This was an idea originally spawned by Sean Ennis so I have to give kudos to him for coming up with the original data set and link to the source data ...
NetWitness with the TLS parser (or any other parser that might write values into the crypto metakey) writes the crypto/cipher suites that are detected into this metakey, which makes it really easy to match up against a list of known good or bad suites to provide alerting or reporting on what is seen in the events.
So where to find a good, trusted source for weak cipher suites?
This site is a great reference to check your own browser cipher suites and provide a report card on what is presented and if legacy or weak suites are presented (potential downgrade attacks).

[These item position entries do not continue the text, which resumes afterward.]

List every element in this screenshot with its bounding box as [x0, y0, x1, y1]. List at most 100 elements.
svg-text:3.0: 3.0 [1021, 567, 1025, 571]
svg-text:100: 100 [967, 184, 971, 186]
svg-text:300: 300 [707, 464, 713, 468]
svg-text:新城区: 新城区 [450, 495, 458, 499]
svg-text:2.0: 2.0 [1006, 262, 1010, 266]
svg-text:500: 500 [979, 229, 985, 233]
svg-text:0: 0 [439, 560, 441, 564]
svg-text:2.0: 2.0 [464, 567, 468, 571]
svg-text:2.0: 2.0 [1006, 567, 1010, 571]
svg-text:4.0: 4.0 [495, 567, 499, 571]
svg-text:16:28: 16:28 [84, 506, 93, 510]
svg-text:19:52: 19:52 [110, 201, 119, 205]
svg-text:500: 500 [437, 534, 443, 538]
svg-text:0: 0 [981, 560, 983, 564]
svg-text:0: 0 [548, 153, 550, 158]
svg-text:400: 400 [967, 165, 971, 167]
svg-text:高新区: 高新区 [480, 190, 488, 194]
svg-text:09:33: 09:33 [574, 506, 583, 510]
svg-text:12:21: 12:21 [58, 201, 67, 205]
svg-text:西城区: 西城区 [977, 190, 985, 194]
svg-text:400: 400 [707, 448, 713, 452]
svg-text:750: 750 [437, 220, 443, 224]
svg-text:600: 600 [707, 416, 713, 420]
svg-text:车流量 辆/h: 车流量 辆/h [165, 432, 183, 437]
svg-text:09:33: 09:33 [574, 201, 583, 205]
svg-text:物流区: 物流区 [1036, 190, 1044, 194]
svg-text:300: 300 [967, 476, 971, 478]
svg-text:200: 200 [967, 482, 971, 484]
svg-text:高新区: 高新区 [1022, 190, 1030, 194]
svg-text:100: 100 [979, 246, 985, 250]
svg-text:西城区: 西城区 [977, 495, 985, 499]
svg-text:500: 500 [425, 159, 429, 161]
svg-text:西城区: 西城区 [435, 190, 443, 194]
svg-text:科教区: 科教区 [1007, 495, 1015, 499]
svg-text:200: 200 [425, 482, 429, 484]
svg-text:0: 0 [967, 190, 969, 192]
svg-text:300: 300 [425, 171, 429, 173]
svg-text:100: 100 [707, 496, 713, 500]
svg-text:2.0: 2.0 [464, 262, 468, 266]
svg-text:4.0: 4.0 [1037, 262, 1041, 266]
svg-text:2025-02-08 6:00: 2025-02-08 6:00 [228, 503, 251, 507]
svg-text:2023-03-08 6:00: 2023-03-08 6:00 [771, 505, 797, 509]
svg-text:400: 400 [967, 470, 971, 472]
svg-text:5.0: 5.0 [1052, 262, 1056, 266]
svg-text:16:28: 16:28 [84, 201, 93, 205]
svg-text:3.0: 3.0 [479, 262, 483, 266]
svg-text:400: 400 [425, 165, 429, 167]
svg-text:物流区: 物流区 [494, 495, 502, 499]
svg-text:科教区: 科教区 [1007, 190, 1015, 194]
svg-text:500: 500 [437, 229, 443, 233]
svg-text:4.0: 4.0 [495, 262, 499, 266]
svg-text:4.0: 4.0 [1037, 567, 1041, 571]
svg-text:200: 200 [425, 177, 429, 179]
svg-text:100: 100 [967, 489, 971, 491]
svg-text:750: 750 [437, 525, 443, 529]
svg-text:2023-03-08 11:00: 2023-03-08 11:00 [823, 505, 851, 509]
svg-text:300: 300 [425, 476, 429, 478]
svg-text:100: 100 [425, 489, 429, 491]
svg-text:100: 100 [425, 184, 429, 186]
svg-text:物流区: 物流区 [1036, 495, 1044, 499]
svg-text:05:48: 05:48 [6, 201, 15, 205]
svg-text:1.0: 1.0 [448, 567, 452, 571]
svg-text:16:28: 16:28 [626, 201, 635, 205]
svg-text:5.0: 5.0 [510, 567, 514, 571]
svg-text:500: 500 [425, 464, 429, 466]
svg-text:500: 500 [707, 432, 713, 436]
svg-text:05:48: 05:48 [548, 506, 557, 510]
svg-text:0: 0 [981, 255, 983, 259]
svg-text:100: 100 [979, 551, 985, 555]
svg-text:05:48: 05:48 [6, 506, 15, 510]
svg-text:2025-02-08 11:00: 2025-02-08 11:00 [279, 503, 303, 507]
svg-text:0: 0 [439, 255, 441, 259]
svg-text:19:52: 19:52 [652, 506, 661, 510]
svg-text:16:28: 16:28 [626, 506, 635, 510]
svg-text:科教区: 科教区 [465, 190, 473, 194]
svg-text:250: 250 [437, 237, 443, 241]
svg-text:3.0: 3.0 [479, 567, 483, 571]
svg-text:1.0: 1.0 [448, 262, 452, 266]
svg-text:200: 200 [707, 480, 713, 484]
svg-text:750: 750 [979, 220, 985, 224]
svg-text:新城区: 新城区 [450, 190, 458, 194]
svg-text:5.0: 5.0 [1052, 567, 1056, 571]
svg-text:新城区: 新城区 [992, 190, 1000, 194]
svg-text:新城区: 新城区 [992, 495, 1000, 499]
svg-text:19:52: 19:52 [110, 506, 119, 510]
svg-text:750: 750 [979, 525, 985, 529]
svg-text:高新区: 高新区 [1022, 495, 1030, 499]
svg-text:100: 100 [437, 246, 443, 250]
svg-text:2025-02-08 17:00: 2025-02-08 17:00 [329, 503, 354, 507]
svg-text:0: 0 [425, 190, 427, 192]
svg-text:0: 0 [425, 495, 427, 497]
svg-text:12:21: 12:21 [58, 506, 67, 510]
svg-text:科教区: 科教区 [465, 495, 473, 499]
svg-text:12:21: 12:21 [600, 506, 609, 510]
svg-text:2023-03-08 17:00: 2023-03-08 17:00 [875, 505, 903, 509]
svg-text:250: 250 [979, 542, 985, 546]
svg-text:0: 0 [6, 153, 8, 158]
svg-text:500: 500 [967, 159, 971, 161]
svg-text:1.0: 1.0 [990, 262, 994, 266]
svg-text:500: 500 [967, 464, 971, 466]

If you hop over to the GitHub page for this site you can locate this file which lists the weak cipher suites that can be used in a feed to match against what is see on the wire and provide additional alerting or reporting on what is detected.
With a little work in Notepad++ you can get a file as included in this post and create a matching xml file for feed deployment. Then deploy to your decoders (packet and log) and now you have the ability to create matching meta (in this case the xml points to
analysis.service = 'insecure_cipher_suites'
and more detailed reason of why in threat.desc
threat.desc='sweet32ciphersuites:uses 3des which is vulnerable to the swe...'
in this case matching this suite
The additional meta as well as direction or specific applications or workstation subnets can form the basis of additional alerts/meta or rules that can end up in IM/Respond for Triaging. Can also be an Ops report to provide locations where weak suites are being used (maybe a legacy internal app is requesting them or legacy browsers on unmanaged devices)
which can also be used in addition to the other serivce analysis keys to look for addities in the properties of TLS traffic that might give you further reason to look at the source or destination of the traffic.